🤖 AI Summary
This work addresses the challenge of enabling robots to interpret ambiguous high-level instructions (e.g., “set the table for two”) and generate functionally valid object arrangements. We propose a few-shot scene layout generation method that uniquely leverages abstract spatial relation graphs—parsed by large language models (LLMs)—as structured geometric constraints. These graphs are integrated with a modular diffusion model to solve for physically realizable object poses, while program synthesis and constraint satisfaction jointly optimize for functional validity, physical stability, and visual aesthetics. Evaluated on learning desk, dining table, and coffee table scenes, our approach significantly outperforms existing baselines. Crucially, it achieves semantically correct, stable, and aesthetically coherent layouts using only a small number of demonstration examples and lightweight program sketches—without requiring extensive training data or manual rule engineering.
📝 Abstract
This paper studies the challenge of developing robots capable of understanding under-specified instructions for creating functional object arrangements, such as"set up a dining table for two"; previous arrangement approaches have focused on much more explicit instructions, such as"put object A on the table."We introduce a framework, SetItUp, for learning to interpret under-specified instructions. SetItUp takes a small number of training examples and a human-crafted program sketch to uncover arrangement rules for specific scene types.

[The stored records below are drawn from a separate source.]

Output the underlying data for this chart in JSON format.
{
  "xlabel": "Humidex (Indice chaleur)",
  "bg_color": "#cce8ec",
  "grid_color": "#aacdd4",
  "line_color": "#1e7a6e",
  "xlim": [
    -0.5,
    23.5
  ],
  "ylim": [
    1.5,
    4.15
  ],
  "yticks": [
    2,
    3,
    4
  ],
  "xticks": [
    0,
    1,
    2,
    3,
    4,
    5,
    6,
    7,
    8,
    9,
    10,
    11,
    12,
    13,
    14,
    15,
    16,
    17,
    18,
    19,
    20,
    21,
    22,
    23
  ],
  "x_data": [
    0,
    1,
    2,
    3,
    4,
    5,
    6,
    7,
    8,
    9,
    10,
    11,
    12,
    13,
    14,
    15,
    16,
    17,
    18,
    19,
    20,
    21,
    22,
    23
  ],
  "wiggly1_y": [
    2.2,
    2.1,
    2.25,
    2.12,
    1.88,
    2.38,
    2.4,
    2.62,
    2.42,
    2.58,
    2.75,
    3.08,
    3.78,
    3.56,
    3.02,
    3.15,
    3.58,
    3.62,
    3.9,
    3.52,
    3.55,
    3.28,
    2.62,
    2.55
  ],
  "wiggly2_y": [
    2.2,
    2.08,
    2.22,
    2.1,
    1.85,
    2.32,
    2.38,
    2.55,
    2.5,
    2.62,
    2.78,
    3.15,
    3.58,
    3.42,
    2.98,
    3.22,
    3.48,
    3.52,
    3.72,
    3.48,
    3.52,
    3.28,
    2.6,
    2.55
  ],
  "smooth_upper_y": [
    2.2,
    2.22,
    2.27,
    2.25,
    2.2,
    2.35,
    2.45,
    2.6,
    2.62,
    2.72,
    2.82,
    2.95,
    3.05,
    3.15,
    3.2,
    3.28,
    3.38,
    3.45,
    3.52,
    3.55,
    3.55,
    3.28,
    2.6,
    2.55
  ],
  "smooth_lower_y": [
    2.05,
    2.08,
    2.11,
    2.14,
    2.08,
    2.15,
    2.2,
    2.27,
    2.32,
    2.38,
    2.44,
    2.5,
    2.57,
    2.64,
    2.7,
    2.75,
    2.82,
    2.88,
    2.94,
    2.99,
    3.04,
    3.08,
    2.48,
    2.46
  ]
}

By leveraging an intermediate graph-like representation of abstract spatial relationships among objects, SetItUp decomposes the arrangement problem into two subproblems: i) learning the arrangement patterns from limited data and ii) grounding these abstract relationships into object poses. SetItUp leverages large language models (LLMs) to propose the abstract spatial relationships among objects in novel scenes as the constraints to be satisfied; then, it composes a library of diffusion models associated with these abstract relationships to find object poses that satisfy the constraints. We validate our framework on a dataset comprising study desks, dining tables, and coffee tables, with the results showing superior performance in generating physically plausible, functional, and aesthetically pleasing object arrangements compared to existing models.